We came to Blanty's farm. The Doctor stopped at the gate and we rejoined him there. Blanty was standing before his door, in conference with a tall, strong, self-reliant-looking black man,—a slave, but a slave as he might have been in Africa: the respectful and respected aid, companion, adviser of his master. Blanty, seeing us, came down to the gate and asked us to go in. We had not time; but we had a little talk where we were. Blanty and I discussed the future of our crops. He was well content with the season and its prospects. He had seen Dr. Borrow and Harry on Sunday. A single interview at a common friend's makes intimate acquaintance out here. Blanty was quite unreserved, and praised himself and everything belonging to him as frankly as ever Ulysses did. He is a grand good fellow. Dr. Borrow's eye rested on the black man, who remained where his master had left him, in an attitude for a statue,—so firm was his stand, so easy, so unconscious.
"He would make a good Othello," said the Doctor to Blanty.

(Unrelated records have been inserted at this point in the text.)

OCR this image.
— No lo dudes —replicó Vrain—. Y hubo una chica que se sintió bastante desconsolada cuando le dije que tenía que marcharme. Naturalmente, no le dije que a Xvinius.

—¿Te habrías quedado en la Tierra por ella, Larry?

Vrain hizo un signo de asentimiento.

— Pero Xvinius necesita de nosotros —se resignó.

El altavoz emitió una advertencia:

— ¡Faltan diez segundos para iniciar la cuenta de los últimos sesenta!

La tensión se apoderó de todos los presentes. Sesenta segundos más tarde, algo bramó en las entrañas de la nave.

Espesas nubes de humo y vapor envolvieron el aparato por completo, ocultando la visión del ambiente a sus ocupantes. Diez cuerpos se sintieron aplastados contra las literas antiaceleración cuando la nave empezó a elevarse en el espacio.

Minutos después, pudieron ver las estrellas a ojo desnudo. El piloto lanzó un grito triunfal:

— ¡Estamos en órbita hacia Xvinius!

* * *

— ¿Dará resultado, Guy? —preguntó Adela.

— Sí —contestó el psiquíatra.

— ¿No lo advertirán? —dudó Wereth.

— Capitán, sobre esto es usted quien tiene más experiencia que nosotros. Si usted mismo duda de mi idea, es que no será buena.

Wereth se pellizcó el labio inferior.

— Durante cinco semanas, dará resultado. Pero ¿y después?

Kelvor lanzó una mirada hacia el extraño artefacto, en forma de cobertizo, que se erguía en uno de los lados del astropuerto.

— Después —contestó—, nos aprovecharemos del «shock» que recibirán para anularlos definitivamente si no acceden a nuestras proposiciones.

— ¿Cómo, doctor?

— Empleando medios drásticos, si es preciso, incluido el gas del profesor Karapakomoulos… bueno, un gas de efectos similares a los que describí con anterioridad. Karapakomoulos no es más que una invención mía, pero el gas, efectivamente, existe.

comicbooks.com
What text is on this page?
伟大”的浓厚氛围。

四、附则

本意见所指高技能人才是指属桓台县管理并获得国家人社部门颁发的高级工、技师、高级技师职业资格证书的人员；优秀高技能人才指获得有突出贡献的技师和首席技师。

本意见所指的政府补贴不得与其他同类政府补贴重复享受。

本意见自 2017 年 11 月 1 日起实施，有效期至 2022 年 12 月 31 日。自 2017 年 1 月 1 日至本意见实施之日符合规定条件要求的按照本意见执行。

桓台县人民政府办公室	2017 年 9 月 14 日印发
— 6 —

"Yes, it is Othello. Mr. Colvil has told you about him?"
"Where did he get his name?" asked the Doctor.
"My mother gave it to him. He will not let himself be called out of it. He never knows himself by it, if it is shortened. He is a native African, though all of his life that he can remember he has passed here. His mother brought him away in her arms. They were carried to Cuba first, and re-shipped. He is more of a man than I am," continued Blanty, who is enough of a man to risk admitting a superior. "If I had his head and his tongue, I would have been in Congress before this."
"Can he read?" asked the Doctor.
"Can and does."
"But how does that agree with your law?"
"He's thirty years old," answered Blanty. "The law hadn't taken hold of reading and writing when he had his bringing up. My mother gave him as careful teaching as she did her own boys, and he got more out of it. 'Search the Scriptures,' she said, was a plain command; and how could a man search the Scriptures, if he couldn't read? But he works as well. Things here look famously, as you say; I see it myself. It's more to his praise than mine. He has done well by me; I should like to do well by him. My farm's larger than I want. I might give him a piece, as you have your German; but I can't, you know. It's hard, in a free country, that a man can't do as he would with his own. I don't want to send him off, and he doesn't want to go. I married late; if I should be taken away, I should leave my children young. I'd as soon leave them to his care as to a brother's. I've talked it over with him; he knows how I feel. And then, he's married his wife on Piney's plantation. Foolish; but I didn't tell him so. I knew marriage was a thing a man hadn't his choice in. I sometimes think it was a providence for the easing of my mind."